Challenges in analyzing Big data for social networks
According to the Global Web Index, as of Jan 2016, there are about 3.4 billion internet users in the world and within that there are about 2.3 billion active social media users. The ubiquitous presence of the internet has made our social interactions easy and convenient. Social collaboration through the internet has increased as well. No matter it makes us smart. As we interact and conduct transactions on the internet, there is immense amount of data that is generated. This is big data per se. We will come to it in a while from now. Personalization is the new trend with the advent of Web 3.0 and popular social networks like Facebook have begun personalization campaigns and deliver exclusive post feeds based on users’ interests and past behavior. Smart indeed.
The situation is quite similar in enterprise social networks as well as there is personalization of data with user security and privacy concerns looming large.
Social media channels over the internet generate enormous amount of data. Gleaning information from the data and searching for meaning in that data will be the key differentiating factor for competition. This could also lead to rise in productivity and innovation says Mckinsey who published a popular report “Big data: The next frontier for innovation, competition, and productivity” sometime back.
The question is how to better use this big data? What are the challenges in analyzing it in the realm of social networks? The questions look stark even after 5 years since the term ‘Big data’ was first coined. The way Big data is analyzed today for insights is quite different from how traditional managers would look at analytics. Before we explore the challenges, we will look at what is big data and what all does it cover.
Big data in Social networks and media
Big data is all the huge unstructured data generated from social networks from a wide array of sources ranging from Social media ‘Likes’, ‘Tweets, blog posts, comments, videos and forum messages etc. Just to give you some information, Google in any given day processes about 24 petabytes of data. For your information, most of the data is not arranged in rows and columns. Big data also takes into account real time information from RFIDs and all kinds of sensors. The social intelligence that can be gleaned from data of this magnitude is tremendous. Professionals and technologists from organizations in the enterprise and consumer social networks have begun to realize the potential value of the data that is generated through social conversations. Sometimes Big data is also often known as ‘bound’ data and ‘Unbound’ data.
Social networks have a geometric growth pattern. Big data technologies and applications should have the ability to scale and analyze this large unstructured data. It should have the capability to analyze in real time as it happens. Social media conversations generate lot of context to the information. Such context is an invaluable resource for knowledge and expertise sharing. Context in conversations is key to a social network’s success. It is not an easy task to analyze millions of conversational messages every day. This is where traditional analytics can help mainstream Big data analysis and both need to go hand in hand.

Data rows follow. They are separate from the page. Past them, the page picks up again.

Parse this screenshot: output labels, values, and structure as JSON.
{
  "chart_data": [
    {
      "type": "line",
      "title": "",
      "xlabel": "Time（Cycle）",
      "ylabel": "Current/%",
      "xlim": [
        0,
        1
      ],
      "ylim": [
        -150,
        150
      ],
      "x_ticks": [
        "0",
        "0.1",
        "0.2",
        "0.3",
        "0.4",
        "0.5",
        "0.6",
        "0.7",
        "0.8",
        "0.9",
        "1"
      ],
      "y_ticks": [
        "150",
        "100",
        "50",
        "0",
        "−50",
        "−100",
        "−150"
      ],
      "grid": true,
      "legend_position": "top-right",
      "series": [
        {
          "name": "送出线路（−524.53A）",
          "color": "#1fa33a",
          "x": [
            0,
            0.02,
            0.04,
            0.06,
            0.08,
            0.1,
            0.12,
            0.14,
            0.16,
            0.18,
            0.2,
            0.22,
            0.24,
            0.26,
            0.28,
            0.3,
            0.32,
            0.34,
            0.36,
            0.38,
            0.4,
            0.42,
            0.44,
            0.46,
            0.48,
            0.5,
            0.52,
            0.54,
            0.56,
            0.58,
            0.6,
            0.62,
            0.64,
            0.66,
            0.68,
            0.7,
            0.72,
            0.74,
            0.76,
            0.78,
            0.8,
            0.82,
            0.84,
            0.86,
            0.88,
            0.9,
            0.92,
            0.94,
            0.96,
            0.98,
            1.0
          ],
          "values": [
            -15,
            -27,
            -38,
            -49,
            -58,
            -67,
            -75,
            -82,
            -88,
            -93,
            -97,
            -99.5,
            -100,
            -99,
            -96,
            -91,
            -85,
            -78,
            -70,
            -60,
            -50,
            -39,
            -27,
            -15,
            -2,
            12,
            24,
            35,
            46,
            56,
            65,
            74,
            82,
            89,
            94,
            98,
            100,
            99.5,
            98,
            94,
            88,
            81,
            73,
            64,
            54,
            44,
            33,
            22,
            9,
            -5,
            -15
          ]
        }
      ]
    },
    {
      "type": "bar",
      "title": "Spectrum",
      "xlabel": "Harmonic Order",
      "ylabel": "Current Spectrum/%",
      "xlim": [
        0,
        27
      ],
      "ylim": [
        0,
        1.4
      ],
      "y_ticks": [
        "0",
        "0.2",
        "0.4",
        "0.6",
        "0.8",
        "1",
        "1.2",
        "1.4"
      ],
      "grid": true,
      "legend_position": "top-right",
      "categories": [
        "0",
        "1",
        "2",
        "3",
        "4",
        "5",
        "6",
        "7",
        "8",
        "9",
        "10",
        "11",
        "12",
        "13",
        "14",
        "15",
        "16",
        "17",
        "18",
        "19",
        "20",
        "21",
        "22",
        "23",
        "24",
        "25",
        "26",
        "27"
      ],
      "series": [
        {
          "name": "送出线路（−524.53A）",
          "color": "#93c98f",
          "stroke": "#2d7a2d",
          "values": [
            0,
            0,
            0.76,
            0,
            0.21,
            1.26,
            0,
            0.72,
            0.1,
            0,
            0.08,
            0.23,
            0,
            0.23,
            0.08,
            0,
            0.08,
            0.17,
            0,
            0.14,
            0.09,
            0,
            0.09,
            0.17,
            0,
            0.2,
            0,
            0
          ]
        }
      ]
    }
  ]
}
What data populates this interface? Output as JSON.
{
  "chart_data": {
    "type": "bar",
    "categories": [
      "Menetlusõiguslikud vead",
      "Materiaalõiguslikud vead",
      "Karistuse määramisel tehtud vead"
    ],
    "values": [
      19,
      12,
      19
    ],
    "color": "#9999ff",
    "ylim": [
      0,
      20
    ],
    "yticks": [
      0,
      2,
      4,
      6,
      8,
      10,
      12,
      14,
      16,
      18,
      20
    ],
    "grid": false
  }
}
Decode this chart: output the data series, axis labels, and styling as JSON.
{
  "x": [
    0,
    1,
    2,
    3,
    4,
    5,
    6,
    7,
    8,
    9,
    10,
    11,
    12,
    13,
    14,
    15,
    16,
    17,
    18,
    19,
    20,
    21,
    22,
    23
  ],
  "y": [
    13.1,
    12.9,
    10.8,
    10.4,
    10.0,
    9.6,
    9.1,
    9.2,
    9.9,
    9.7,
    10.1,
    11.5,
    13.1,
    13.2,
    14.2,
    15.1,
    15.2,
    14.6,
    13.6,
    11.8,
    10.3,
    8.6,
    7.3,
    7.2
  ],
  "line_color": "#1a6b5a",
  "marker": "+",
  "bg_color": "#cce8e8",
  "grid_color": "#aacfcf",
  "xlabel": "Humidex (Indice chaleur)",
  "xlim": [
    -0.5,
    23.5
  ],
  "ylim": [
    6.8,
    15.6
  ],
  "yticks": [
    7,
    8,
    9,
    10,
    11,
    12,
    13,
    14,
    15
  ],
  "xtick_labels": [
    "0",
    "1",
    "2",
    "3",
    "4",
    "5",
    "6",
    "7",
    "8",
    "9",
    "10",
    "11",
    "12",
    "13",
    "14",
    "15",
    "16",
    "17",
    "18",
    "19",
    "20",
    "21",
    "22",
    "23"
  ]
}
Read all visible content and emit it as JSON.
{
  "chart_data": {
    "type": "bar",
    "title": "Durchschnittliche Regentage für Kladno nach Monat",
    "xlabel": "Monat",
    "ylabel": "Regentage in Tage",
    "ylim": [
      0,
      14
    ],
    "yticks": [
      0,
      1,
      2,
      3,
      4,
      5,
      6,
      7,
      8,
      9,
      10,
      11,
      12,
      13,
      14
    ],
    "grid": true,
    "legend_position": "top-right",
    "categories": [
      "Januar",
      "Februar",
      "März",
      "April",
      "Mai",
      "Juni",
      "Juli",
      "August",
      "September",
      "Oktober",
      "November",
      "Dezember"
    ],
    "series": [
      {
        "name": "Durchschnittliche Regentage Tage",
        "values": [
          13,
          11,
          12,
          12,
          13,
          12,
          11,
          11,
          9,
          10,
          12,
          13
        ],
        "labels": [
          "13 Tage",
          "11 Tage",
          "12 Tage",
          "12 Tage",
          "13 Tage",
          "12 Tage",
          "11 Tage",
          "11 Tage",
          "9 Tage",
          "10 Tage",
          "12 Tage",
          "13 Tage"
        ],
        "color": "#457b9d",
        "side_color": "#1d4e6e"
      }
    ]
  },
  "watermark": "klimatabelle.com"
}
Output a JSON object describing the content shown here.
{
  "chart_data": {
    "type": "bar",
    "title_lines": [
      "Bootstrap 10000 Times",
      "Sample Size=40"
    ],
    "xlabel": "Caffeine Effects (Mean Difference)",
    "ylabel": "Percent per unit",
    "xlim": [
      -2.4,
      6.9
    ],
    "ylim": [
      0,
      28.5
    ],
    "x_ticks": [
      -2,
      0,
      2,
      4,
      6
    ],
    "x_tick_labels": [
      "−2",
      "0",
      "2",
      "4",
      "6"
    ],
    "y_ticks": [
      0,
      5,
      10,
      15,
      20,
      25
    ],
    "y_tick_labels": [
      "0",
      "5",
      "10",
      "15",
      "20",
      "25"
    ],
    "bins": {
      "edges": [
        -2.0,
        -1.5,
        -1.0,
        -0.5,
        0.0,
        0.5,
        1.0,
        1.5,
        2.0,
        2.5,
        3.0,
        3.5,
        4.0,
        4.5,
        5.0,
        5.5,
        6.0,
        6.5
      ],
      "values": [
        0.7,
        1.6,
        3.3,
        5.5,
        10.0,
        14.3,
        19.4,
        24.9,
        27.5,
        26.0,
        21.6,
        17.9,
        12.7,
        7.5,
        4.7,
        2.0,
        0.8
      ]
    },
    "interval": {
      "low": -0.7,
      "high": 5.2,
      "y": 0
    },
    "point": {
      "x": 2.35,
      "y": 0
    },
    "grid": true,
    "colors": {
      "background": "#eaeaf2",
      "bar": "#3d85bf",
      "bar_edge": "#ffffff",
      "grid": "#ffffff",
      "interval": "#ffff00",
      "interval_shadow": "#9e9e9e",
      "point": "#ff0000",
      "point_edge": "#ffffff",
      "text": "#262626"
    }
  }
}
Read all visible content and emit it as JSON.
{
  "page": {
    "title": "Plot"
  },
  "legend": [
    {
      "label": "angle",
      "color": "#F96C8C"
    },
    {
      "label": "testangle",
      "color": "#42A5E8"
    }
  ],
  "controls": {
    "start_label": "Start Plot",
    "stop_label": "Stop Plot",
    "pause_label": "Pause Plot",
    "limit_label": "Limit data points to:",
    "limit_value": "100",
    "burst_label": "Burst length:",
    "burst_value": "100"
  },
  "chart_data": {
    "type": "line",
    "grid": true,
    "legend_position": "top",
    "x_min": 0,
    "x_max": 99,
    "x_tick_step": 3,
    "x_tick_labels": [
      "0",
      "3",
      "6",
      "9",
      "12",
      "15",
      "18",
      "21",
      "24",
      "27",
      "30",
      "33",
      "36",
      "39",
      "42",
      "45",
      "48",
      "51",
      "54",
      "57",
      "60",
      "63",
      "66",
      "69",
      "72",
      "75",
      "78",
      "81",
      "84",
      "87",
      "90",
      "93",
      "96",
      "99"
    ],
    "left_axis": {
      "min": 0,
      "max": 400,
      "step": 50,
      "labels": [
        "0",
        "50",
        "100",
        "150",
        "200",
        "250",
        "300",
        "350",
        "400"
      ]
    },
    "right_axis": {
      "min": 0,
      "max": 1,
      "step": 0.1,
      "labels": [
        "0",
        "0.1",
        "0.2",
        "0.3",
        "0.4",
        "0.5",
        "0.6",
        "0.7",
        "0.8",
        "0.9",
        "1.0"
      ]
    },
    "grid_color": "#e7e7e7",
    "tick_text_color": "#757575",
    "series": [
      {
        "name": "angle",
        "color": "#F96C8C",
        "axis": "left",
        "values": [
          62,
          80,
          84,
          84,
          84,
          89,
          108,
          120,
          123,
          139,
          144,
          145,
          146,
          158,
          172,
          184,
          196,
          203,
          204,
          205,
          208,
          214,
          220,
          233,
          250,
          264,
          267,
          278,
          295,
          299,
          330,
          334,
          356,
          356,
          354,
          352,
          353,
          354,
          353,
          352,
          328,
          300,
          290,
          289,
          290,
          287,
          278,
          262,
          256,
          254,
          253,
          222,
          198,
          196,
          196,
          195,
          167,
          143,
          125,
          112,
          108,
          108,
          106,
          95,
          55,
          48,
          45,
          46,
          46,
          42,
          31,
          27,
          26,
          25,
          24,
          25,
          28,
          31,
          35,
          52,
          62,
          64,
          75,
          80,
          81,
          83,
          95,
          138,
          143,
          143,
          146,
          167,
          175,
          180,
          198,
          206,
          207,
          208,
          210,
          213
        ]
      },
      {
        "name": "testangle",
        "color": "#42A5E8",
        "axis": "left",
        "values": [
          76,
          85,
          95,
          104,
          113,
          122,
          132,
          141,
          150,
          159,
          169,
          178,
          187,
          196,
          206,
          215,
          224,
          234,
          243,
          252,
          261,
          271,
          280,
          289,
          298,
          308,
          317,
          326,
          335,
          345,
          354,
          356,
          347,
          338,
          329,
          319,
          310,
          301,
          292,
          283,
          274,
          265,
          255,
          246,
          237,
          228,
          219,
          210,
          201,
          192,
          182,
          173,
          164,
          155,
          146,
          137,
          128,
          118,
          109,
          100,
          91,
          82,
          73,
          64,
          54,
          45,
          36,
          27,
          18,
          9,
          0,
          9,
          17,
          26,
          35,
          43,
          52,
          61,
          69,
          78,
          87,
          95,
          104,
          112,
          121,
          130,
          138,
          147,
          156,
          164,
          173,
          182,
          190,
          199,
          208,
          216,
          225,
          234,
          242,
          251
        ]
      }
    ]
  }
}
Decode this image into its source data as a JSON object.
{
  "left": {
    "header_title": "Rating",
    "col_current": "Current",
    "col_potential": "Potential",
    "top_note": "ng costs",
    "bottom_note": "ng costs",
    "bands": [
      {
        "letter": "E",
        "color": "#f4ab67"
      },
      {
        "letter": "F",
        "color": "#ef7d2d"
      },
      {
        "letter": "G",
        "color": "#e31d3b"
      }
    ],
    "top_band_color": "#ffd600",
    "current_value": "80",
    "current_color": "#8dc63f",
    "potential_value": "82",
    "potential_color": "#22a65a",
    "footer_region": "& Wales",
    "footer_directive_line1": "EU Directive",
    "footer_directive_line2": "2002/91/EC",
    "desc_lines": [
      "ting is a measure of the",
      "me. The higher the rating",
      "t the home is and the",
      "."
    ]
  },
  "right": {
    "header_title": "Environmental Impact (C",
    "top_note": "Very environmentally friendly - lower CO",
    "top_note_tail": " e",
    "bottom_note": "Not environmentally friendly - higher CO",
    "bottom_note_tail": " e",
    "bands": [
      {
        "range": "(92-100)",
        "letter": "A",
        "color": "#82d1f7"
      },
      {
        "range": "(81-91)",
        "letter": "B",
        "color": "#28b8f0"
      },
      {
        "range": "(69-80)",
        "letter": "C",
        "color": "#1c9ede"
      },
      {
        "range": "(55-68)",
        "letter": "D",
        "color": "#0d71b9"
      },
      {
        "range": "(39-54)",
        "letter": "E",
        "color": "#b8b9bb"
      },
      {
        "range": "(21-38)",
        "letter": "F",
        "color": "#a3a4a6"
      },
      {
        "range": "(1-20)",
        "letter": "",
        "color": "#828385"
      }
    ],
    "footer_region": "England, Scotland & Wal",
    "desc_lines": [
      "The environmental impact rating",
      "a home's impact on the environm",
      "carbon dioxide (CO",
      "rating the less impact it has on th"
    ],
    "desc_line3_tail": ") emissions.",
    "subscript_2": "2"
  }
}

The challenges are very many. They can be divided into two types.
Firstly, the very notion and traditional thinking processes on data capture, processing and storage needs to change. This is incremental and a gradual process. Mining such huge data requires data mining technologies such as data mining grid and Map reduce infrastructure such as Hadoop. The technology might not be cost effective and the learning curve is steep. It also requires a non-linear, non-deterministic software architecture.
Secondly, the well-known adage ‘What we measure is what we manage’ stands quite tall here. That means, we need to know as an organization what we want to measure for the day. It is important that we understand clearly what we are looking for. If we want to identify trend patterns for the day and predict a path where a social conversation might lead to, then need to know ‘when to ask the question’. This is quite difficult as events are dynamic.
With these trending challenges in Big data analysis the future is laden with big productive tasks as well as new innovation to kick in, in the years ahead. One view is that Big data applications will blur both consumer and organizational data and will move towards a comprehensive social network footprint for individual as well as the organization in the future.